FDA Drafts 510(k) Submission Guidance on Peripheral Atherectomy Devices
The US Food and Drug Administration (FDA) issued draft guidance Thursday to aid sponsors in developing 510(k) submissions for peripheral vascular atherectomy devices.
The 31-page document provides recommendations on predicate device comparisons, labeling, biocompatibility, sterility and study endpoints, among other components of a 510(k) submission.
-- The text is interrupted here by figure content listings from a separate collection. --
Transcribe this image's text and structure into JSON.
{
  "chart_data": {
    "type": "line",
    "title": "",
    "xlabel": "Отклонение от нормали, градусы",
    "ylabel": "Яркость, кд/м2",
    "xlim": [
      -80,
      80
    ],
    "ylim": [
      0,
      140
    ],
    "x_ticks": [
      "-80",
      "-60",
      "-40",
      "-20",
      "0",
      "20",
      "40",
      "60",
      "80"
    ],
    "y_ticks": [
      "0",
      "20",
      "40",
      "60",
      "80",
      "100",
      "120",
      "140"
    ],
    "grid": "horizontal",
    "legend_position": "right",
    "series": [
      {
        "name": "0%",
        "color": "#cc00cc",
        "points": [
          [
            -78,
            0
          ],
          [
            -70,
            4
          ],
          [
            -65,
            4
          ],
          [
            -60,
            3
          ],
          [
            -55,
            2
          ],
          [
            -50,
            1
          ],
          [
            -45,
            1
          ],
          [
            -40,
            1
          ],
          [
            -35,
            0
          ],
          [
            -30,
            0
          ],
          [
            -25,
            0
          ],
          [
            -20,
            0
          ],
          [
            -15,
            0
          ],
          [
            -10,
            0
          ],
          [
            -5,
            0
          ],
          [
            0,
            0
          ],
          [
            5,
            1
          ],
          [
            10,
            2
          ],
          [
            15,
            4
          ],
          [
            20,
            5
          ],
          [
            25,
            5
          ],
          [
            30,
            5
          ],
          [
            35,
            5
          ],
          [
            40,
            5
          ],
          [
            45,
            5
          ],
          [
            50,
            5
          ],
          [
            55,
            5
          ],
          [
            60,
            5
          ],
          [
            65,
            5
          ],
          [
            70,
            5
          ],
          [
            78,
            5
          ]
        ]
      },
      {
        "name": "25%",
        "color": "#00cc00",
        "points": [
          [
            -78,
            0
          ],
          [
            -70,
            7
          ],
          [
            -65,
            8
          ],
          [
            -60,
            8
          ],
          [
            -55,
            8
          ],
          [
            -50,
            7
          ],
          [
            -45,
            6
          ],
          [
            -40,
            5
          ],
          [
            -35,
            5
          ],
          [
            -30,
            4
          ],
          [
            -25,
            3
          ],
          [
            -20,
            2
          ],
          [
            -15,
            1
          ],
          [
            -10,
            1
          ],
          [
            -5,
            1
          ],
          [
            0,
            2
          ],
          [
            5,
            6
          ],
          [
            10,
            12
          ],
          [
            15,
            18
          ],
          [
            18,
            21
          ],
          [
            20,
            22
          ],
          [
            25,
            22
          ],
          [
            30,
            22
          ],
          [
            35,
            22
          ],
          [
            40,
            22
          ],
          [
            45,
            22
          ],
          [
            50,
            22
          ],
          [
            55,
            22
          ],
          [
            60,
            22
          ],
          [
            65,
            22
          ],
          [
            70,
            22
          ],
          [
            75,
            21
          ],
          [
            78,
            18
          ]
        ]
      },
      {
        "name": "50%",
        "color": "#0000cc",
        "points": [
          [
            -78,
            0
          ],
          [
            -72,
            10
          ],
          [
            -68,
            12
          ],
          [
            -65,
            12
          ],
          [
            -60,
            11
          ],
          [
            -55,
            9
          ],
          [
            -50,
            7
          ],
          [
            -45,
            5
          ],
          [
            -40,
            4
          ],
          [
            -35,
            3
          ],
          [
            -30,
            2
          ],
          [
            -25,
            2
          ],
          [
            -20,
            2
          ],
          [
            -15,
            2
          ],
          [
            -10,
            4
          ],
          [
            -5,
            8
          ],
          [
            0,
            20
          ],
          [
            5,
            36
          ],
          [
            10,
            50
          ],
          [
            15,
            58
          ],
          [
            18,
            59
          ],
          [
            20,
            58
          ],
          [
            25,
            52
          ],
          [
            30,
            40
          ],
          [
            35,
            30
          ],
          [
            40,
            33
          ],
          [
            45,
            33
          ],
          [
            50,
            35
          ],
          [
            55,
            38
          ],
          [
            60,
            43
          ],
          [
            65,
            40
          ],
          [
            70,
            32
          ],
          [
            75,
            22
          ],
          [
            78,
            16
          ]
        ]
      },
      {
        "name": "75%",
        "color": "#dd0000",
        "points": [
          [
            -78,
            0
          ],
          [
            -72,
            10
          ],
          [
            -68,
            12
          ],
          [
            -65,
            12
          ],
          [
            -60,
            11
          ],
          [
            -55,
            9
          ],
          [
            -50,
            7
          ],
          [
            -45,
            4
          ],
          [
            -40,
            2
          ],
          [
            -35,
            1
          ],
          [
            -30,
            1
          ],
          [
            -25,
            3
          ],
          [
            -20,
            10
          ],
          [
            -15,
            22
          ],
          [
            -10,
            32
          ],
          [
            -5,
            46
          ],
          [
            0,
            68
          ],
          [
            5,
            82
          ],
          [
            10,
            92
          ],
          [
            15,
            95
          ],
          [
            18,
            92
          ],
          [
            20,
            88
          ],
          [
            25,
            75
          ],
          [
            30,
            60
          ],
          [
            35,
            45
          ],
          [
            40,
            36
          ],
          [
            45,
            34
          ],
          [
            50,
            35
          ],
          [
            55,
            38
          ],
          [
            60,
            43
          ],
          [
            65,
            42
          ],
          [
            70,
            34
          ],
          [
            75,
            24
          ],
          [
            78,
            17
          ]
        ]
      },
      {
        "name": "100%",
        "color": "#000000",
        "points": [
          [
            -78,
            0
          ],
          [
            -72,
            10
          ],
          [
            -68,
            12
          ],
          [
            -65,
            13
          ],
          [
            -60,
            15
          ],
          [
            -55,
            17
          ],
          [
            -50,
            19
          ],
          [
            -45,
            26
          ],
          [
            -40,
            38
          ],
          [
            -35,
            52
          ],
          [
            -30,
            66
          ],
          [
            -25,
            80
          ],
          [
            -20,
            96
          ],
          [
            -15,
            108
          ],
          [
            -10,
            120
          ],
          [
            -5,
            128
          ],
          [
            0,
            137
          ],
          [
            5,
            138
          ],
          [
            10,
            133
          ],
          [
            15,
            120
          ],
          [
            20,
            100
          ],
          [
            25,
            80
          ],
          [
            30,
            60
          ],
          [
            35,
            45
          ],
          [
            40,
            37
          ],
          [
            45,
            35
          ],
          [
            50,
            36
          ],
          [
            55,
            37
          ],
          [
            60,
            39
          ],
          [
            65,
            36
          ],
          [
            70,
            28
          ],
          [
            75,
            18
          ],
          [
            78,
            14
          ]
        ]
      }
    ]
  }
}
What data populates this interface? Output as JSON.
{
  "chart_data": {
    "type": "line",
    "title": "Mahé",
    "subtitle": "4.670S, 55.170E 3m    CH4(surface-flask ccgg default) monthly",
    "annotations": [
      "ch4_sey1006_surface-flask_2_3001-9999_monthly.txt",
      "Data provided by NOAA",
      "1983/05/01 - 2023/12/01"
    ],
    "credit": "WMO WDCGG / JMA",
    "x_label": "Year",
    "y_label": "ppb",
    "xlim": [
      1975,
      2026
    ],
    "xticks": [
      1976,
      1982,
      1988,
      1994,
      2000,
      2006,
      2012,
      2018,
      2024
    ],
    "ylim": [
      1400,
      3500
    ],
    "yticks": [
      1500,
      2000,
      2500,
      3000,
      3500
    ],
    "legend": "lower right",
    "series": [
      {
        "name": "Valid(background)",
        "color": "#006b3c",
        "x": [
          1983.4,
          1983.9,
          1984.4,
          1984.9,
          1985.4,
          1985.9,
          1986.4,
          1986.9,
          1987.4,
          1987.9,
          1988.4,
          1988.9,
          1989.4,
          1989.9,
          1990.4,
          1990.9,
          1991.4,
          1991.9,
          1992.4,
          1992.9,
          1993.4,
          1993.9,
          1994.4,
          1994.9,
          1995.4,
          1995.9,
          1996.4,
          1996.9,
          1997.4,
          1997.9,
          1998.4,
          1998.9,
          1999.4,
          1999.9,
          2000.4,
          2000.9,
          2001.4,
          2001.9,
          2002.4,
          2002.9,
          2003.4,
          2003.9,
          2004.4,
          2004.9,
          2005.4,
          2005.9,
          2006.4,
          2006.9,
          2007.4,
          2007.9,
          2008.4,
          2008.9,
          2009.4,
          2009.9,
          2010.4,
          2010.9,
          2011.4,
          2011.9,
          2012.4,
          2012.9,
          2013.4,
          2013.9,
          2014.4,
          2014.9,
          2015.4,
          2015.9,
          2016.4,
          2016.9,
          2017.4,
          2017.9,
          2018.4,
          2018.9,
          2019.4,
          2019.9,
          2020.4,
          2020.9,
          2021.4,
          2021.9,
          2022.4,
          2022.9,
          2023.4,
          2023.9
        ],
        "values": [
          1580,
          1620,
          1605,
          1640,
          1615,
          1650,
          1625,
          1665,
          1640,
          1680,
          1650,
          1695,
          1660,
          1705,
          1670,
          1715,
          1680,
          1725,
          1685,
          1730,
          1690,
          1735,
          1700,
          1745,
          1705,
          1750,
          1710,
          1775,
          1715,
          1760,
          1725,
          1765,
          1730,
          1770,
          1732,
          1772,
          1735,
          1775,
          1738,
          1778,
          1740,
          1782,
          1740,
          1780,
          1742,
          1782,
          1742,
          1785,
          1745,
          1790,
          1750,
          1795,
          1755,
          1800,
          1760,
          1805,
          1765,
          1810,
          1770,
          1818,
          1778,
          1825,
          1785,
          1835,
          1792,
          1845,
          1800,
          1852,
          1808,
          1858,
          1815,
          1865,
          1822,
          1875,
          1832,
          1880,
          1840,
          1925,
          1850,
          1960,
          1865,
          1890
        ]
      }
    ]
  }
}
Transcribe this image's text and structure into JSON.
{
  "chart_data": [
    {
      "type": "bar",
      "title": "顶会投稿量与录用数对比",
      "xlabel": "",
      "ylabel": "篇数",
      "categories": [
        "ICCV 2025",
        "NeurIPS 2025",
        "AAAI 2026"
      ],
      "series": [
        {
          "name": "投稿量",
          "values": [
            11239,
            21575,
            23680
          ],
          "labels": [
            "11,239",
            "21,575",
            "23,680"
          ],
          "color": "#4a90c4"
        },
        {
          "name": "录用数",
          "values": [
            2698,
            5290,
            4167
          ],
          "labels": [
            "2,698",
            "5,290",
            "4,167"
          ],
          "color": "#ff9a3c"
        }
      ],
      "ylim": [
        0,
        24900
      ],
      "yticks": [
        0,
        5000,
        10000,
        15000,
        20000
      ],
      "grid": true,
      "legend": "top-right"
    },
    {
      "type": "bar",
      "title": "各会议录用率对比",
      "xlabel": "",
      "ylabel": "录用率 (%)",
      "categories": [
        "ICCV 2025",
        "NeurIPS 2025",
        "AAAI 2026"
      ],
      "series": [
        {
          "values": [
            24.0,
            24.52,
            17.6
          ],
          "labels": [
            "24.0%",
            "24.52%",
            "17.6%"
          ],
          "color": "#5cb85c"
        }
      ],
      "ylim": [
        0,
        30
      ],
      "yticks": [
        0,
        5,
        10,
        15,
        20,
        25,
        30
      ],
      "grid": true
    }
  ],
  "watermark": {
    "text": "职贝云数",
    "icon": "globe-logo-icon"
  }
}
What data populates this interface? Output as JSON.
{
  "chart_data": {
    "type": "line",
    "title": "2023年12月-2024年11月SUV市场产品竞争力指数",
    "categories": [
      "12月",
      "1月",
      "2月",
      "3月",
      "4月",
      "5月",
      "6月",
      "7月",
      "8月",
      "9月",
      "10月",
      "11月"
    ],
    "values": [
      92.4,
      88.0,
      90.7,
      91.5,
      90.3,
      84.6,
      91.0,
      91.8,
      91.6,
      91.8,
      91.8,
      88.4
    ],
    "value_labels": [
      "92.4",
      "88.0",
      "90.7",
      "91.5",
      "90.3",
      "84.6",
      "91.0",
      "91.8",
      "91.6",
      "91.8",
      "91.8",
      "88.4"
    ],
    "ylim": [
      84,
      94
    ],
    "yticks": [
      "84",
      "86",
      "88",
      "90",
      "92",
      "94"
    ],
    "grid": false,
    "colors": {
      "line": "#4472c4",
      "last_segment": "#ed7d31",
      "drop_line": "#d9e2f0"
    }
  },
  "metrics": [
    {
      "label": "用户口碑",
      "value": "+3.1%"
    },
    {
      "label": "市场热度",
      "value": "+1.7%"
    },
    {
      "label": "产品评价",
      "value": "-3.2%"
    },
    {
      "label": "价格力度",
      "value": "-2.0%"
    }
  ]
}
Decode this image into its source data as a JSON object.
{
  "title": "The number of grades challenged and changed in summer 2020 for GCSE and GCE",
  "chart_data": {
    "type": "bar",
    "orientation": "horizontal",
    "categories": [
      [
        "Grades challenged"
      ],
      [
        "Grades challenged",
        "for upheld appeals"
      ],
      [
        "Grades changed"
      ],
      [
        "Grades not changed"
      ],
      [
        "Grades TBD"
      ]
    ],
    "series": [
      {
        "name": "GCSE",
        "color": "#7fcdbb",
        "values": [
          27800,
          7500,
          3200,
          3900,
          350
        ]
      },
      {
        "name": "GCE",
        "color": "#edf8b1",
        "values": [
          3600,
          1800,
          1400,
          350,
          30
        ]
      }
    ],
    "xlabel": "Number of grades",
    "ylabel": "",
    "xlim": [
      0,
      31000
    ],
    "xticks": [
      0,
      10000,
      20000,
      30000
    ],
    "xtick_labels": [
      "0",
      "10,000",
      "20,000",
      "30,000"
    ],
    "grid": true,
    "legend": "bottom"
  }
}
The draft policies outlined in the guidance are intended to supplement relevant FDA final guidance, such as the 2005 final guidance on formatting for traditional and abbreviated 510(k)s. The guidance comes at a time when the abbreviated 510(k) program is being expanded to encourage participation for appropriate device types, though these have yet to be determined.
Study endpoint considerations include conducting multi-center, prospective studies, as well as safety and performance assessments. Labeling should describe a device’s “indications, effects, routes, methods, frequency and duration of administration, and any relevant hazards, contraindications, side effects, and precautions,” according to the draft guidance.
FDA recommends conducting clinical studies, rather than non-clinical, for this device type.
“We believe a clinical study evaluating multiple operators, patient demographics, and lesion characteristics represents the least burdensome approach to demonstrate substantial equivalence,” FDA wrote. “Therefore, we recommend that you conduct in vivo studies to evaluate device safety and effectiveness for new and modified peripheral vascular atherectomy devices.”
The draft guidance also provides details on recommended software documentation to include in a 510(k), pointing to four previously finalized guidances. These include guidances on content of premarket submissions for software in medical devices and for cybersecurity management.
Further, the draft guidance lists several examples of modifications to a peripheral atherectomy device that would require a new 510(k), such as significant changes to device dimensions.
It also clarifies that atherectomy procedures have been used for treatment of coronary artery disease as well, but “atherectomy devices used in the coronary vasculature are class III devices, which require a premarket approval (PMA) application before marketing.”